The electricity distributor attributes the growth in demand to the continued investments in new and upgrading of existing transmission line to stabilize the national grid as well as connection of new customers which have both led to higher power usage.
According to Kenya Power Managing Director Dr Joseph Siror, projects which have contributed to grid stability include the completion of the Kimuka 220/66kV substation by Kenya Electricity Transmission Company (KETRACO) from which Kenya Power built four 66kV feeder lines to serve Nairobi and adjacent counties as well as timely completion of the 33kV double circuit interconnector between Narok and Bomet.
“The investment in upgrading transmission lines by Kenya Power and KETRACO has resulted in a more stable grid. In the last six months, we also connected over 198,535 new customers to the national grid. With improved grid stability and deployment of various connectivity projects, we expect a steady growth in electricity demand in the short and medium term,” said Dr Siror.
The firm says peak electricity demand has been steadily growing over the last 3 years with the growth rate gaining momentum in 2024.
Electricity demand exceeded the 2,000MW threshold towards the end of 2021 and peaked above 2,100 MW in 2022 but remained steadily below 2,200 MW in 2023 before regaining momentum in June 2024, Kenya Power stated.
“Looking at the trend, it took nearly two years for the peak demand to grow by 200 MW. However, since June last year, peak demand has grown by over 116 MW. This means that in the last 8 months alone peak demand has grown by an average of 14.5 MW per month. Last year we had 7 new peaks, as of December the Peak was 2,288 MW by January the peak was 2,304 MW,” added Dr Siror.

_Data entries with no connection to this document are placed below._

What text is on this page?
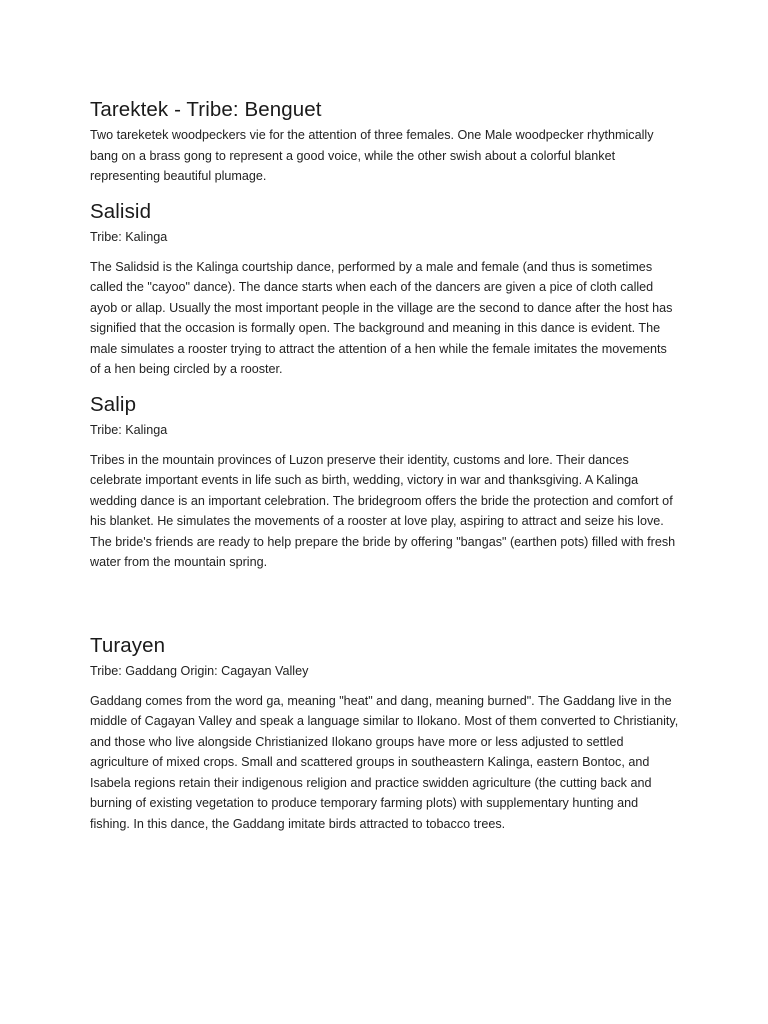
Tarektek - Tribe: Benguet

Two tareketek woodpeckers vie for the attention of three females. One Male woodpecker rhythmically bang on a brass gong to represent a good voice, while the other swish about a colorful blanket representing beautiful plumage.

Salisid

Tribe: Kalinga

The Salidsid is the Kalinga courtship dance, performed by a male and female (and thus is sometimes called the "cayoo" dance). The dance starts when each of the dancers are given a pice of cloth called ayob or allap. Usually the most important people in the village are the second to dance after the host has signified that the occasion is formally open. The background and meaning in this dance is evident. The male simulates a rooster trying to attract the attention of a hen while the female imitates the movements of a hen being circled by a rooster.

Salip

Tribe: Kalinga

Tribes in the mountain provinces of Luzon preserve their identity, customs and lore. Their dances celebrate important events in life such as birth, wedding, victory in war and thanksgiving. A Kalinga wedding dance is an important celebration. The bridegroom offers the bride the protection and comfort of his blanket. He simulates the movements of a rooster at love play, aspiring to attract and seize his love. The bride's friends are ready to help prepare the bride by offering "bangas" (earthen pots) filled with fresh water from the mountain spring.

Turayen

Tribe: Gaddang Origin: Cagayan Valley

Gaddang comes from the word ga, meaning "heat" and dang, meaning burned". The Gaddang live in the middle of Cagayan Valley and speak a language similar to Ilokano. Most of them converted to Christianity, and those who live alongside Christianized Ilokano groups have more or less adjusted to settled agriculture of mixed crops. Small and scattered groups in southeastern Kalinga, eastern Bontoc, and Isabela regions retain their indigenous religion and practice swidden agriculture (the cutting back and burning of existing vegetation to produce temporary farming plots) with supplementary hunting and fishing. In this dance, the Gaddang imitate birds attracted to tobacco trees.
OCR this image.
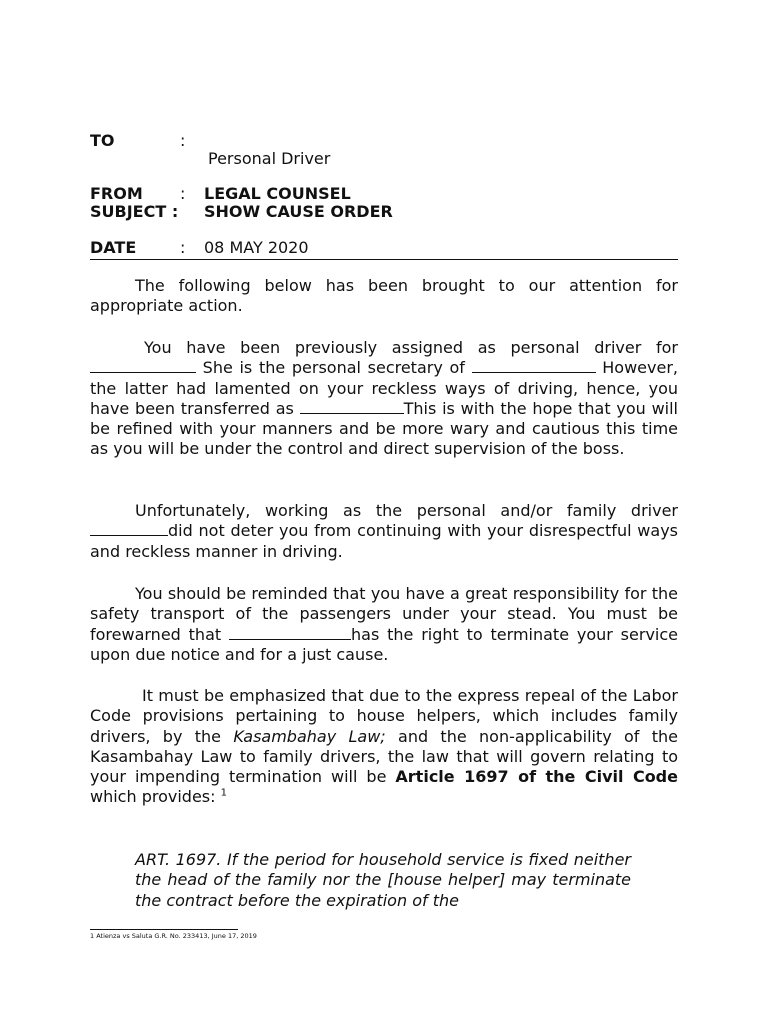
TO	:
Personal Driver
FROM : LEGAL COUNSEL
SUBJECT : SHOW CAUSE ORDER
DATE	: 08 MAY 2020

The following below has been brought to our attention for appropriate action.

You have been previously assigned as personal driver for  She is the personal secretary of	However, the latter had lamented on your reckless ways of driving, hence, you have been transferred as	This is with the hope that you will be refined with your manners and be more wary and cautious this time as you will be under the control and direct supervision of the boss.

Unfortunately, working as the personal and/or family driver did not deter you from continuing with your disrespectful ways and reckless manner in driving.

You should be reminded that you have a great responsibility for the safety transport of the passengers under your stead. You must be forewarned that	has the right to terminate your service upon due notice and for a just cause.

It must be emphasized that due to the express repeal of the Labor Code provisions pertaining to house helpers, which includes family drivers, by the Kasambahay Law; and the non-applicability of the Kasambahay Law to family drivers, the law that will govern relating to your impending termination will be Article 1697 of the Civil Code which provides: $^1$

ART. 1697. If the period for household service is fixed neither the head of the family nor the [house helper] may terminate the contract before the expiration of the

1 Atienza vs Saluta G.R. No. 233413, June 17, 2019
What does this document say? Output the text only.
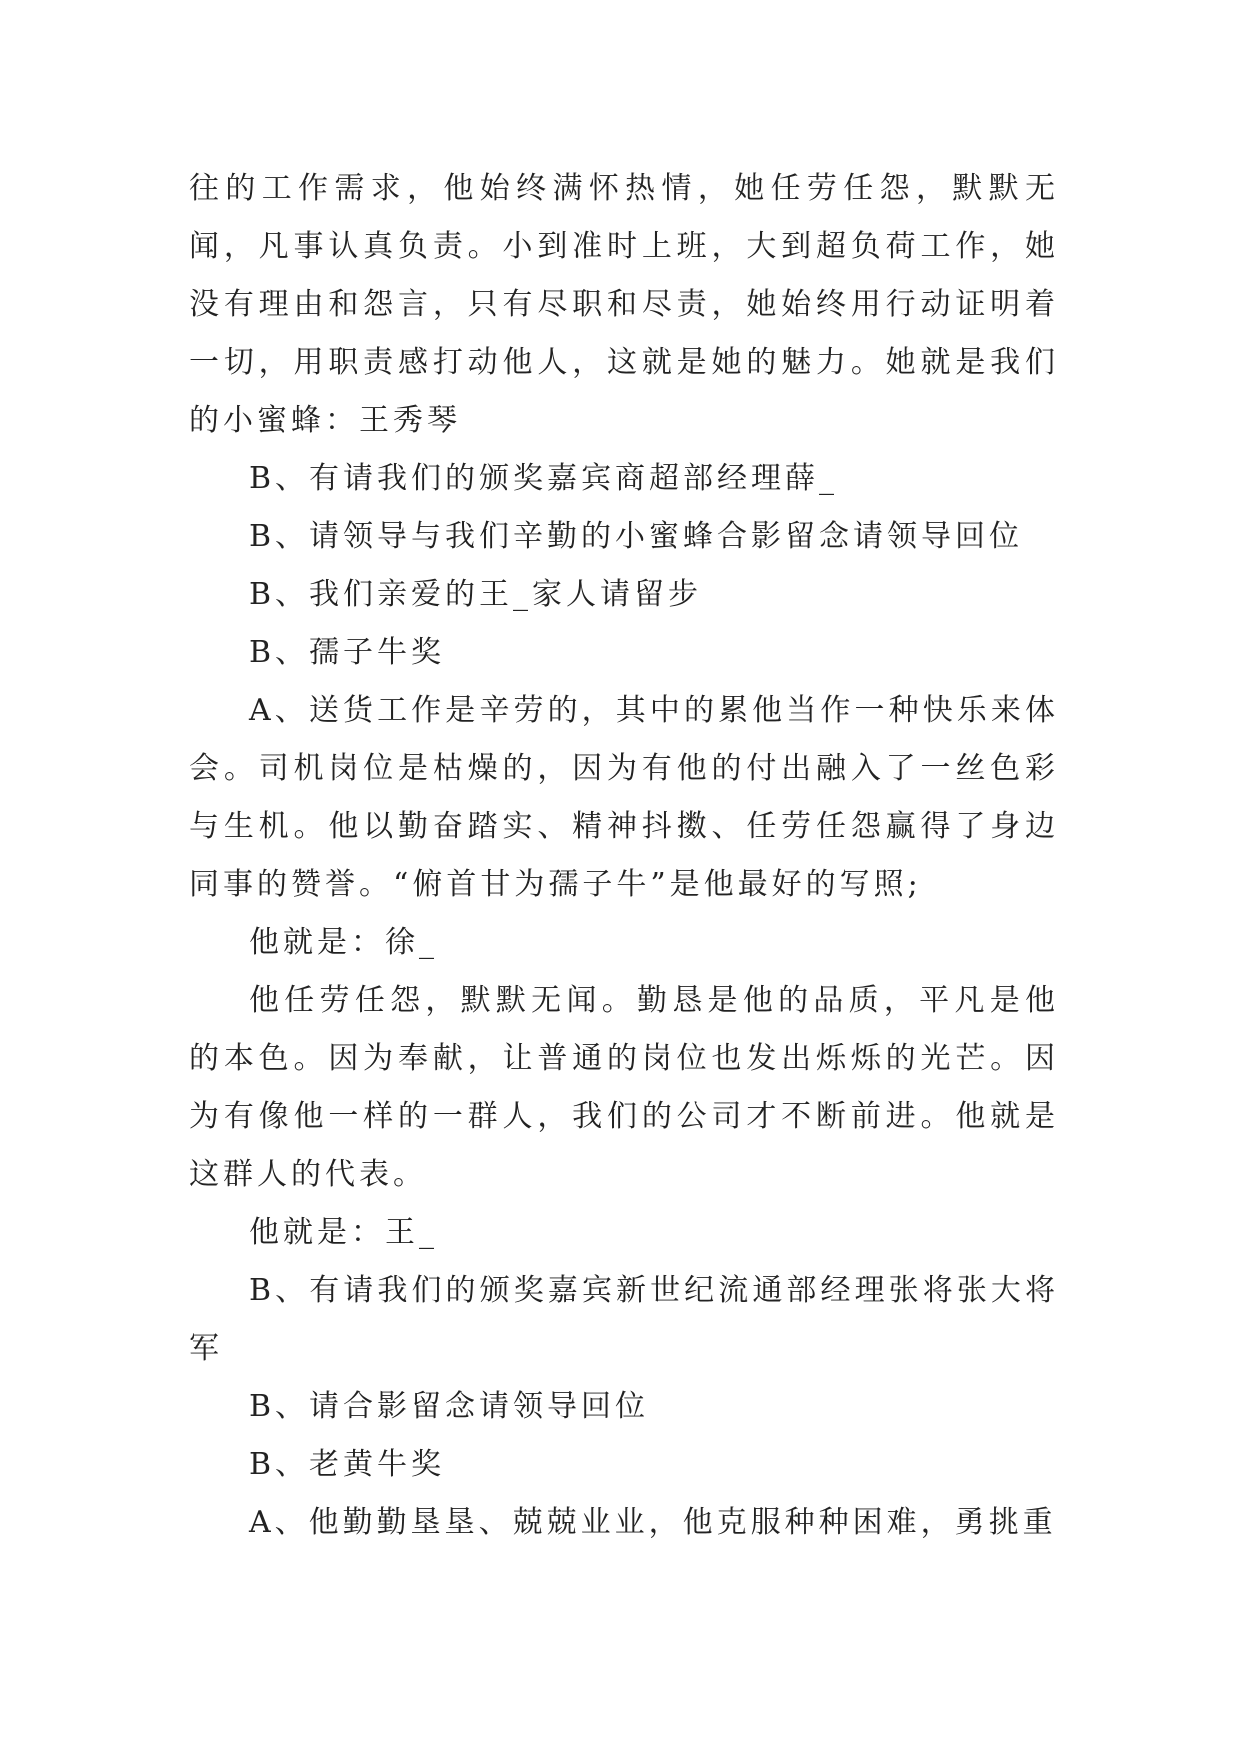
往的工作需求，他始终满怀热情，她任劳任怨，默默无闻，凡事认真负责。小到准时上班，大到超负荷工作，她没有理由和怨言，只有尽职和尽责，她始终用行动证明着一切，用职责感打动他人，这就是她的魅力。她就是我们的小蜜蜂：王秀琴

B、有请我们的颁奖嘉宾商超部经理薛_

B、请领导与我们辛勤的小蜜蜂合影留念请领导回位

B、我们亲爱的王_家人请留步

B、孺子牛奖

A、送货工作是辛劳的，其中的累他当作一种快乐来体会。司机岗位是枯燥的，因为有他的付出融入了一丝色彩与生机。他以勤奋踏实、精神抖擞、任劳任怨赢得了身边同事的赞誉。“俯首甘为孺子牛”是他最好的写照;

他就是：徐_

他任劳任怨，默默无闻。勤恳是他的品质，平凡是他的本色。因为奉献，让普通的岗位也发出烁烁的光芒。因为有像他一样的一群人，我们的公司才不断前进。他就是这群人的代表。

他就是：王_

B、有请我们的颁奖嘉宾新世纪流通部经理张将张大将军

B、请合影留念请领导回位

B、老黄牛奖

A、他勤勤垦垦、兢兢业业，他克服种种困难，勇挑重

The electric utility now targets 289,121 new customers to be connected to the national grid upon completion of Last Mile Phases IV and V.
Other growth areas Kenya Power is eying to grow consumption and revenue include electric vehicles and e-cooking.
“In less than a year, we were billing less than 100,000 units of electricity on e-mobility accounts. Today, we are billing an average of 350,000 units from the accounts, representing more than triple the growth in electricity demand from this customer segment over this period,” he stated.
Last year, the firm announced a three year investment of Ksh 258 million to drive the uptake of electric vehicles and motorbikes in the country. The investment is expected to finance construction of charging stations across the country, and purchase of electric vehicles and motorbikes for company operation.
Keya Power has also set up four e-cooking hubs in Nairobi, Mombasa, Nakuru and Kisumu as it eyes the adoption of the technology in schools and hotels.